Institute of Clinical Physiology, CNR, San Cataldo Research Area, via Moruzzi, 1, 56124 Pisa, Italy.
Center for Micro-BioRobotics@SSSA, Fondazione Istituto Italiano di Tecnologia, Viale Rinaldo piaggio 34, 56025 Pontedera (Pisa), Italy.
Colloids Surf B Biointerfaces. 2013 Nov 1;111:142-9. doi: 10.1016/j.colsurfb.2013.05.031. Epub 2013 May 25.

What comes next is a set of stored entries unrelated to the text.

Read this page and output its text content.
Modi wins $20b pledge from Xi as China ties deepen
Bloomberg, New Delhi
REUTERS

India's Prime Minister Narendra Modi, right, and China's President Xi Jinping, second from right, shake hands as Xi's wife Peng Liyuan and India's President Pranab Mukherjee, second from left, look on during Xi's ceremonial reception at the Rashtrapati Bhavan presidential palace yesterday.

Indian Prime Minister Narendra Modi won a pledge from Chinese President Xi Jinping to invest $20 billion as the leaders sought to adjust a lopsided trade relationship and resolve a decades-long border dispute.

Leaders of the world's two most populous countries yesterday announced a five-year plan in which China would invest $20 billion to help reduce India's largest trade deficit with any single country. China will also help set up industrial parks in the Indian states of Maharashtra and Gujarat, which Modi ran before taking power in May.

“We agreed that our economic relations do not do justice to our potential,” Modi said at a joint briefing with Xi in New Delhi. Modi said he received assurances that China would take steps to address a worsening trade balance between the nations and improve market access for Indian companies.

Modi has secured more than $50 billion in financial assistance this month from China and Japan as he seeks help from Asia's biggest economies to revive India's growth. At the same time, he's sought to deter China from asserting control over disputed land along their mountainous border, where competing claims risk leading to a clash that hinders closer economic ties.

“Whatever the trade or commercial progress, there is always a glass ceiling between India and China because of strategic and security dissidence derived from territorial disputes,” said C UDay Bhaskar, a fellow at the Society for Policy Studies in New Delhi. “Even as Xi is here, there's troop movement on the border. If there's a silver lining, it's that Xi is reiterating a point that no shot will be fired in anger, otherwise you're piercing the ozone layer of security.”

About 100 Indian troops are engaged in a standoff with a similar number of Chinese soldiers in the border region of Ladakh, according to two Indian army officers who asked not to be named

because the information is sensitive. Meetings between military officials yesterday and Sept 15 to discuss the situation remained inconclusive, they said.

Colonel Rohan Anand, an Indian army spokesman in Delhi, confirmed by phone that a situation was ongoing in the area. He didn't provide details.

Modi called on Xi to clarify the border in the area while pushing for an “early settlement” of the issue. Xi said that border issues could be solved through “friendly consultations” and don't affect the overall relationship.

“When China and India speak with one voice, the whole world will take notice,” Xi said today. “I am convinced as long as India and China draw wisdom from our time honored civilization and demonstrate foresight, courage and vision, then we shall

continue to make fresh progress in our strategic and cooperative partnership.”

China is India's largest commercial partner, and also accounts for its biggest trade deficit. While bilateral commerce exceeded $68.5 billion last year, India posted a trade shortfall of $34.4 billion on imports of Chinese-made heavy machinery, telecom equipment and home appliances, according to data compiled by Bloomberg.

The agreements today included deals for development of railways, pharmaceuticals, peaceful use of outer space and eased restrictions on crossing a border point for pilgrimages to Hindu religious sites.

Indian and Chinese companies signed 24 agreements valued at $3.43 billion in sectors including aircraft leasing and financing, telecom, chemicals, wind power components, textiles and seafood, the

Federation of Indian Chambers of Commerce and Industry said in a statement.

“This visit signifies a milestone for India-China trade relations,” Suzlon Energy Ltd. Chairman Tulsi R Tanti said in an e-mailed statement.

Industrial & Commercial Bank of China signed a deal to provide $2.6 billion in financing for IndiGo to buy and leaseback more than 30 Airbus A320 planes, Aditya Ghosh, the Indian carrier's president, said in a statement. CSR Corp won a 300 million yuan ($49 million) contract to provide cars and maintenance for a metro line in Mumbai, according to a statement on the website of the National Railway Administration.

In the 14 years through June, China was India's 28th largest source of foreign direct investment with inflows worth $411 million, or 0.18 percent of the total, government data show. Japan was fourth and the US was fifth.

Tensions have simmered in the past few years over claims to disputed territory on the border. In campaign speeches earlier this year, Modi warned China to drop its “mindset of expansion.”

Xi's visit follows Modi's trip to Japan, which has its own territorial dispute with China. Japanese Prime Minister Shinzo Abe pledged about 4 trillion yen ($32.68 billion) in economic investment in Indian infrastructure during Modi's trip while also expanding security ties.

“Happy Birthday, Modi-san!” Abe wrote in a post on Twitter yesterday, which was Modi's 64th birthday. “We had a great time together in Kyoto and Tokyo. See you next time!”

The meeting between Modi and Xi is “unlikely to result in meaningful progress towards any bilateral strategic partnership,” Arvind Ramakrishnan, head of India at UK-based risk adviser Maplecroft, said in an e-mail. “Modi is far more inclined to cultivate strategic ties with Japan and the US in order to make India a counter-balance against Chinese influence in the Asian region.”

Boron nitride nanotubes (BNNTs) are intriguing nanomaterials with a wide range of potential biomedical applications. The assessment of BNNT interactions with biological systems, at both the cellular and subcellular levels, is an essential starting point for determining their bio-safety. We explore the effects of increasing concentrations of GC-BNNTs (0-100 μg/mL) on human vein endothelial cells (HUVECs), testing cell toxicity, proliferation, cytoskeleton integrity, cell activation and DNA damage. No significant changes were observed in cell viability, cytoskeleton integrity or DNA damage. Only a modest reduction in cell viability, tested by trypan blue assay, and the increased expression of vascular adhesion molecule-1, a marker of cell activation, were detected at the highest concentration used (100 μg/mL). Taken together, these findings indicate that GC-BNNTs do not affect endothelial cell biology, and are a promising first step in further investigation of their application potential in vascular targeting, imaging, and drug delivery.
氮化硼纳米管(BNNTs)是一种具有广泛潜在生物医学应用的有趣纳米材料。评估 BNNT 与细胞和亚细胞水平的生物系统的相互作用,是确定其生物安全性的重要起点。我们研究了浓度不断增加的 GC-BNNTs(0-100μg/mL)对人静脉内皮细胞(HUVECs)的影响,检测细胞毒性、增殖、细胞骨架完整性、细胞激活和 DNA 损伤。细胞活力、细胞骨架完整性或 DNA 损伤没有明显变化。仅在使用的最高浓度(100μg/mL)下,通过台盼蓝检测到细胞活力略有下降,以及血管黏附分子-1(一种细胞激活标志物)的表达增加。总的来说,这些发现表明 GC-BNNTs 不会影响内皮细胞生物学,并且是进一步研究其在血管靶向、成像和药物输送中的应用潜力的有希望的第一步。